Et si ce n’était qu’un coup de sonde ?
Avant de céder à l’ivresse des grandes nouvelles, un appel au sang-froid. Rien, ce soir, ne nous assure que ce qui s’est joué cette nuit sur nos côtes soit l’assaut décisif que chacun espère. Et l’espérance, mal conduite, peut se payer cher.
Toute la journée, on s’est répété de bouche à oreille les mêmes mots : « Ils sont là. » On les a dits en baissant la voix, mais les yeux brillaient. Je voudrais, le temps de cet article, qu’on baisse aussi les yeux, le temps de réfléchir. Car j’ai vu, ces dernières années, trop d’espoirs levés au matin et retombés au soir pour saluer celui d’aujourd’hui sans un mot de prudence.
Reprenons ce que nous savons vraiment. Cette nuit, des avions par centaines vers le nord-ouest, la canonnade au loin, une DCA déchaînée. Au matin, une radio contrôlée par l’occupant a parlé d’un débarquement sur les côtes de Normandie, aussitôt présenté comme contenu. Plus tard, un communiqué venu de Londres a confirmé le début d’opérations de grande envergure sur le nord de la France. Voilà. Le reste, ce sont des bruits, des chiffres qu’on grossit de relais en relais, et l’impatience d’un peuple qui n’en peut plus d’attendre.
Or de tout cela, une question demeure entière, et nul de France ne peut la trancher : est-ce l’attaque maîtresse, ou n’est-ce qu’une pointe, un coup de sonde lancé pour tâter la défense et voir où elle plie ? L’occupant, lui, jure que l’affaire est déjà repoussée. Je ne le crois pas davantage que je ne le démens : il ment quand cela l’arrange, mais il dirait peut-être vrai par hasard. Et c’est précisément cette incertitude qui doit commander notre conduite.
La mémoire de Dieppe
Il y a moins de deux ans, en août 1942, des troupes venues d’Angleterre touchèrent la côte à Dieppe. On crut un instant que l’heure avait sonné. En quelques heures, ce fut une boucherie, et les survivants rembarquèrent en laissant la plage jonchée. Ceux qui, ce jour-là, s’étaient découverts trop tôt l’ont payé. Je ne dis pas que ce qui se prépare aujourd’hui connaîtra le même sort ; je dis seulement que Dieppe nous a appris à ne pas confondre un assaut avec une victoire, ni un assaut maîtresse avec une simple reconnaissance.
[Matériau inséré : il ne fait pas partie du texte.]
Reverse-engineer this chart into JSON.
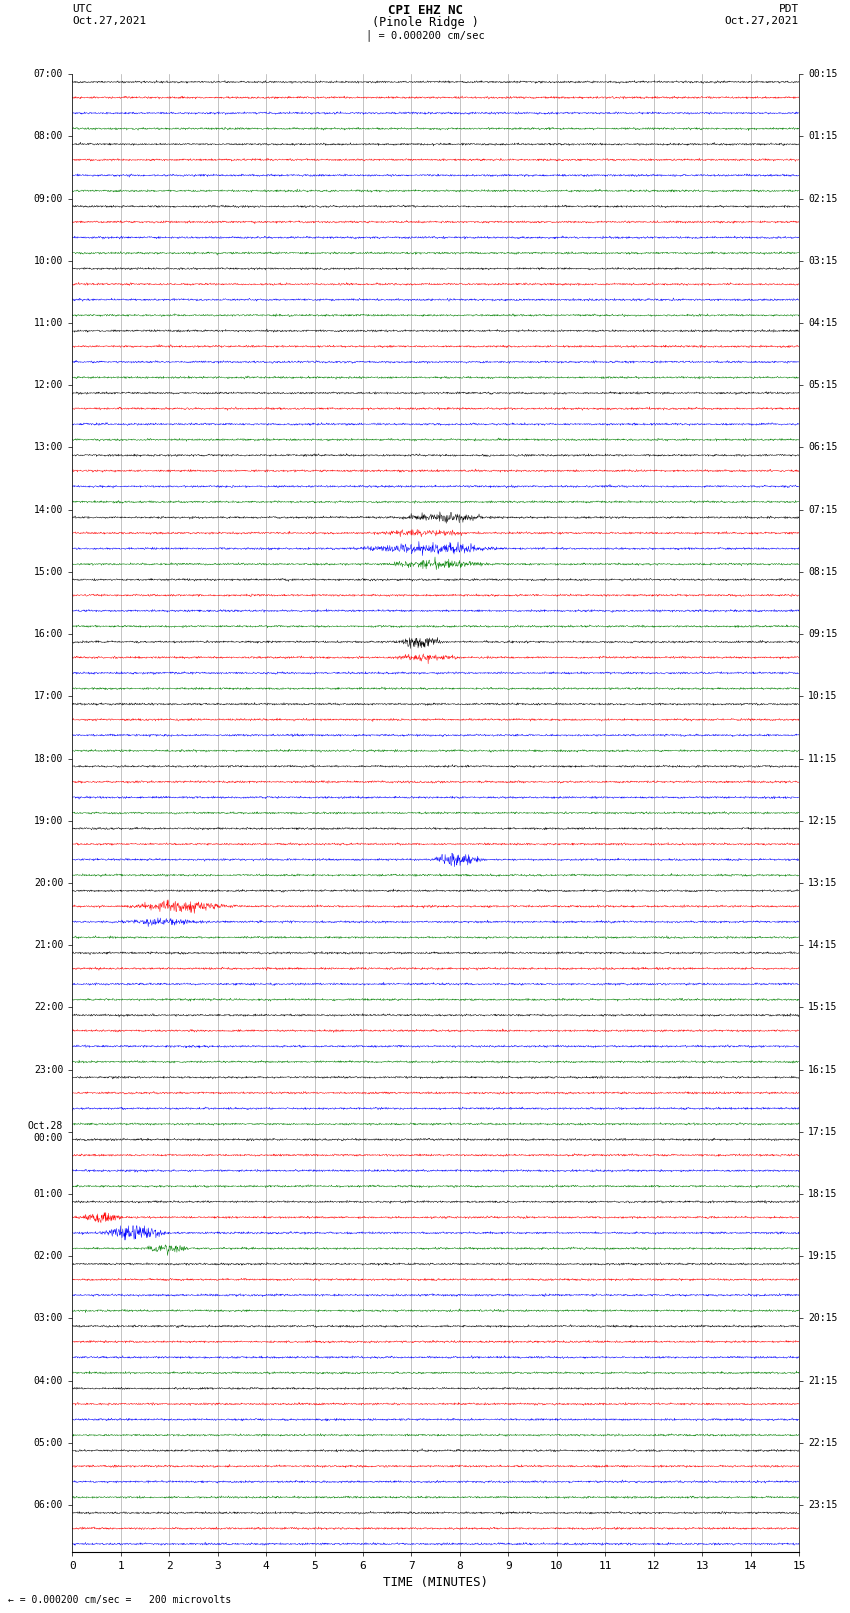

Une opération peut être réelle, considérable même, et n’être qu’un préliminaire, une feinte, une diversion destinée à fixer des forces ailleurs pendant que le vrai coup se prépare sur un autre rivage. Nul ne sait, ce soir, où portera l’effort principal, ni s’il a déjà porté, ni s’il portera demain. Bâtir notre conduite sur la certitude que « c’est le grand jour » serait bâtir sur du sable.
Le piège de l’emballement
Voici ce que je redoute le plus. Qu’ici ou là, des hommes courageux, croyant l’heure venue, sortent de l’ombre, s’arment, paradent, et désignent par leur empressement même ceux qu’il fallait protéger. Si l’événement de cette nuit n’est qu’une manœuvre, un soulèvement prématuré n’aura servi qu’à offrir des cibles et à appeler des représailles. Ce ne sont pas les imprudents seuls qui les subiraient : ce seraient des villages entiers, des otages, des innocents.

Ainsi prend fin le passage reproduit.